Om deze vraag te beantwoorden, is hier een overzicht van de rapporten over de situatie van sekswerkers op de Wallen en in Nederland in het algemeen.
Rapporten over misbruik in de prostitutie (van hoge schatting naar lage schatting)
KLPD: Schone Schijn (2008): 50 tot 90% van de prostituees werken onder dwang.
Bron: waarnemingen van zes politiemedewerkers. Deze bron is vrij onbetrouwbaar, omdat dit een laag aantal is, de politie niet altijd een goed beeld heeft van de situatie, en er geen interviews met prostituees zijn agenomen. Opvallend is dat het rapport niet meer online staat.
Bureau Beke: Kwetsbaar Beroep (2010): 30-40%. Gebaseerd op schattingen door de politie. Deze schatting is een ruwe schatting, en ook niet de focus van het onderzoek. Acht procent van de ondervraagde vrouwen geeft aan door te gaan met prostitutie omdat zij worden gedwongen, wat dichtbij de percentages misbruik onder sekswerkers uit de overige onderzoeken ligt.

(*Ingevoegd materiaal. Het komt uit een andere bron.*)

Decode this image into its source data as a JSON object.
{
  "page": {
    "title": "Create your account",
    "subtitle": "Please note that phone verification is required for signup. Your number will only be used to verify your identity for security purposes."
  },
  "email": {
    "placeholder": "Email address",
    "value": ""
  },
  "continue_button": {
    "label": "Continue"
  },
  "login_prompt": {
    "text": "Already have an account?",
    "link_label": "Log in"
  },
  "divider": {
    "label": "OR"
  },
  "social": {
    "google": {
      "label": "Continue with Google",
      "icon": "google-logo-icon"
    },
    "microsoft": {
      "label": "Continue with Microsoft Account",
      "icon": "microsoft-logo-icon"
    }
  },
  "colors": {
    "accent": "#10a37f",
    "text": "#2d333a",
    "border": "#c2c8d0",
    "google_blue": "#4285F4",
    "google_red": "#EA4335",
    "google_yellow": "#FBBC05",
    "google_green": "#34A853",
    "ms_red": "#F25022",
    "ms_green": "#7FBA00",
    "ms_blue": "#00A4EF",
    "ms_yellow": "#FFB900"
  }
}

ASO: De Amsterdamse Prostitutie Monitor (2010): 10%. Dit getal is afgeleid uit enquêtes onder 94 raamprostituees. Dit is een vrij laag aantal voor statistisch onderzoek. De enquetes zijn wel anoniem afgenomen, wat de betrouwbaarheid verhoogt.
Scharlaken Koord. 8%. Scharlaken Koord is een christelijke hulporganisatie voor sekswerkers. Voor hun onderzoek ondervroegen zij 220 sekswerkers. Het onderzoek is offline gehaald.

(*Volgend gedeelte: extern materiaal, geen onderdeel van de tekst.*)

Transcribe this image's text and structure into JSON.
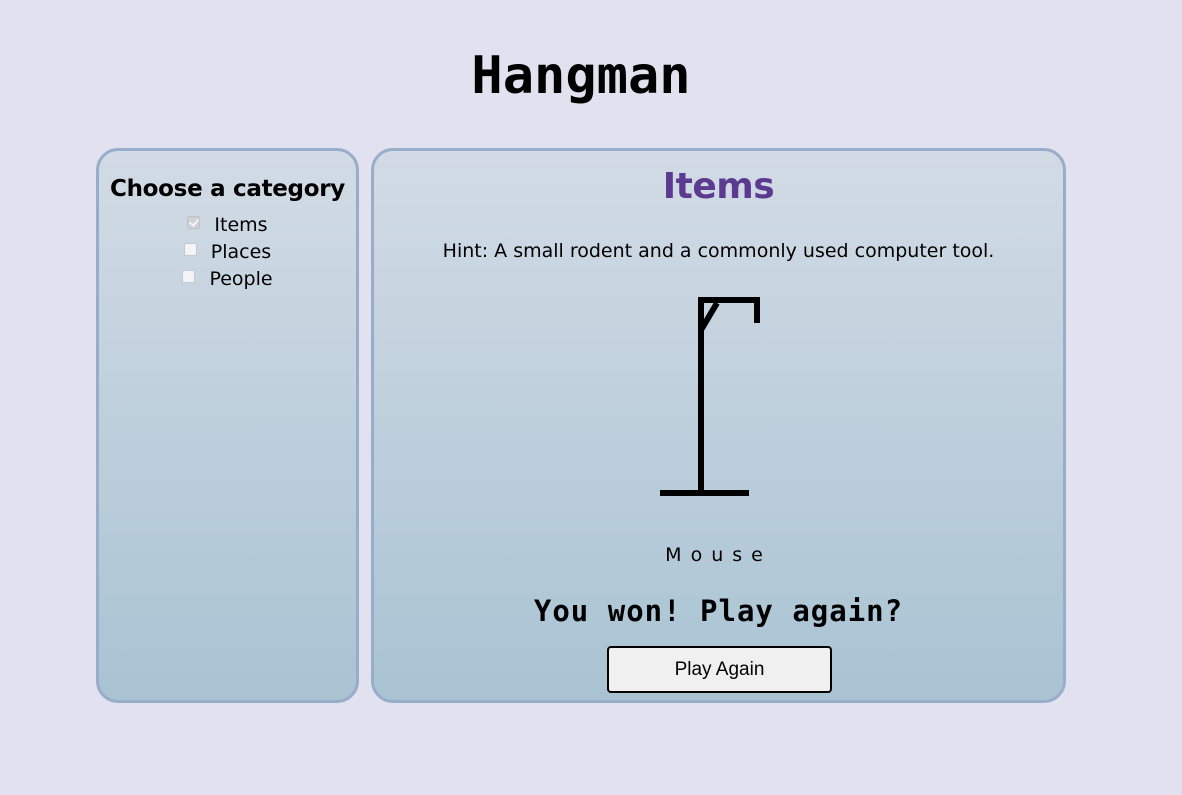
{
  "app": {
    "title": "Hangman"
  },
  "categories": {
    "heading": "Choose a category",
    "options": [
      {
        "label": "Items",
        "checked": true,
        "disabled": true
      },
      {
        "label": "Places",
        "checked": false,
        "disabled": false
      },
      {
        "label": "People",
        "checked": false,
        "disabled": false
      }
    ]
  },
  "game": {
    "category_title": "Items",
    "hint": "Hint: A small rodent and a commonly used computer tool.",
    "word": "Mouse",
    "result_message": "You won! Play again?",
    "play_again_label": "Play Again",
    "colors": {
      "category_title": "#5b3a8f"
    }
  }
}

Regioplan Evaluatie Opheffing Bordeelverbod (2006). 8%. Dit onderzoek is gedaan onder 354 sekswerkers (waaronder 11 mannelijke prostituees).

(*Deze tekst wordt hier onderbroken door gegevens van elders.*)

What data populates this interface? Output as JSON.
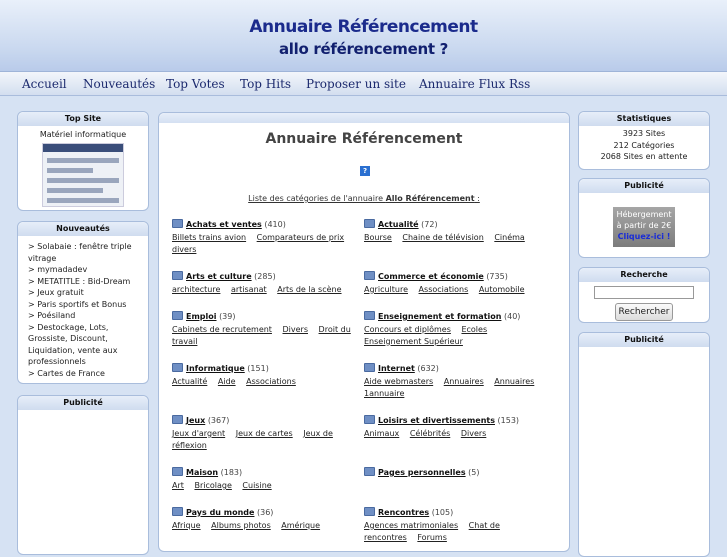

De Nationale Rapporteur (2013). De Nationale Rapporteur brengt jaarlijks een verslag uit over de prostitutie in heel Nederland. In 2013 werd het aantal gevallen van misbruik op 1437 vastgelegd, wat neerkomt op 7.3% van alle sekswerkers. Hierbij werden alle gevallen meegenomen waarbij er sprake was van verdenking van misbruik, wat dus een ruwe schatting oplevert. Soms is er geen sprake van misbruik waar er wel een verdenking is, en soms worden gevallen van misbruik over het hoofd gezien.